After many discouraging experiences in searching for the type of person required to represent Judas, word came to Da Vinci that a man whose appearance fully met his requirements had been found in a dungeon in Rome, sentenced to die for a life of crime and murder. Da Vinci made the trip to Rome at once, and this man was brought out from his imprisonment in the dungeon and led out into the light of the sun. There Da Vinci saw before him a dark, swarthy man whose face, betrayed a character of viciousness and complete ruin. At last, the famous painter had found Judas in his painting.

By special permission from the king, this prisoner was carried to Milan where the picture was being painted; and for months he sat before Da Vinci at appointed hours each day as the gifted artist diligently continued his task of transmitting to his painting this base character in the picture representing the traitor and betrayer of our savior. As he finished his last stroke, he turned to the guards and said, "I have finished. You may take the prisoner away."

As the guards were leading their prisoner away, he suddenly broke loose from their control and rushed up to Da Vinci, crying as he did so, "O, Da Vinci, look at me!
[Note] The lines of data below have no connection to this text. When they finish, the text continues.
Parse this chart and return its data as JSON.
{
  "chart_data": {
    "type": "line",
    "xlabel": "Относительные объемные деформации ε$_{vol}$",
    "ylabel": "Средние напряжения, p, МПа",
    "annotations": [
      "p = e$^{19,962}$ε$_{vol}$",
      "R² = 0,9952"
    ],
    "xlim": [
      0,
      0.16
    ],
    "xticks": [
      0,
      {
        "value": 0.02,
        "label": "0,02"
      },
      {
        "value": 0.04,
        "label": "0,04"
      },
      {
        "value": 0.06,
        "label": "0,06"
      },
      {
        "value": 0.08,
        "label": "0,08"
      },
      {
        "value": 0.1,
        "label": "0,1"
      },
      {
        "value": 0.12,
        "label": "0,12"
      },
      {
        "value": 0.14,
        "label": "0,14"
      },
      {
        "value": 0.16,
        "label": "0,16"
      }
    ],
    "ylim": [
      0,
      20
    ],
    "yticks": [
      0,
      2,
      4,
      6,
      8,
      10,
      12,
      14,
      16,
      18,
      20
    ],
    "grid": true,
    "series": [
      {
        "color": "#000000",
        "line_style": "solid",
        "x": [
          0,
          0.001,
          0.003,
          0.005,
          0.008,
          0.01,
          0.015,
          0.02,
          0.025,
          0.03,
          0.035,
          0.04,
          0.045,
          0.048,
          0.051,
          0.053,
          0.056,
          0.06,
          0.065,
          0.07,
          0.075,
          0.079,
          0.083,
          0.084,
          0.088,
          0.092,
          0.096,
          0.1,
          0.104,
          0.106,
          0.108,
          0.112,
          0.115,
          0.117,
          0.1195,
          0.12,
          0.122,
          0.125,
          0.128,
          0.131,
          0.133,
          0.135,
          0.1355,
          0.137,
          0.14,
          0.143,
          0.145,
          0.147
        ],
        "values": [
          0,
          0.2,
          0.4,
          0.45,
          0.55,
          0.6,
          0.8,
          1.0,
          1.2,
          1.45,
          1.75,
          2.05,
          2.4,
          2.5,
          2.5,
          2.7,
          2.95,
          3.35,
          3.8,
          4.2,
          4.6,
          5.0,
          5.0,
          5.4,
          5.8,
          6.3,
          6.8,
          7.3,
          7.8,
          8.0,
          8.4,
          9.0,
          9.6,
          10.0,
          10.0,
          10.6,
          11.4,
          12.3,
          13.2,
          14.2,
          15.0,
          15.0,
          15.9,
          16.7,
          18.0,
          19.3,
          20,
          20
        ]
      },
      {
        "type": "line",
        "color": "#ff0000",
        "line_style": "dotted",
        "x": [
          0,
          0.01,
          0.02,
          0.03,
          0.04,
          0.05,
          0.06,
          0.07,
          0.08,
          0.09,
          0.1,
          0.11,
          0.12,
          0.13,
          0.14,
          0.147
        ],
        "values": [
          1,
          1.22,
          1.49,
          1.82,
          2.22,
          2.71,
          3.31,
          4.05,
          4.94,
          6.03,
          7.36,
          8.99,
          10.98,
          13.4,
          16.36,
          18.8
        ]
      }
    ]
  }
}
Do you not know who I am?" Da Vinci, with the trained eyes of a great character student, carefully scrutinized the man upon whose face he had constantly gazed for six months and replied, "No, I have never seen you in my life, until you were brought before me out of the dungeon in Rome."

Then, lifting his eyes toward heaven, the prisoner said, "Oh, God, have I fallen so low?" Then turning his face to the painter he cried, "Leonardo Da Vinci! Look at me again for I am the same man you painted just seven years ago as the figure of Christ."

This story of the painting of The Last Supper teaches so strongly the lesson of the effects of right or wrong thinking on the life of an individual. Here was a young man whose character was so pure, unspoiled by the effects of the world that he presented a countenance of innocence and beauty fit to be used for the painting of a representation of Christ. But within seven years, following the thoughts of sin and a life of crime, he was changed into a perfect picture of the most traitorous character ever known in the history of the world.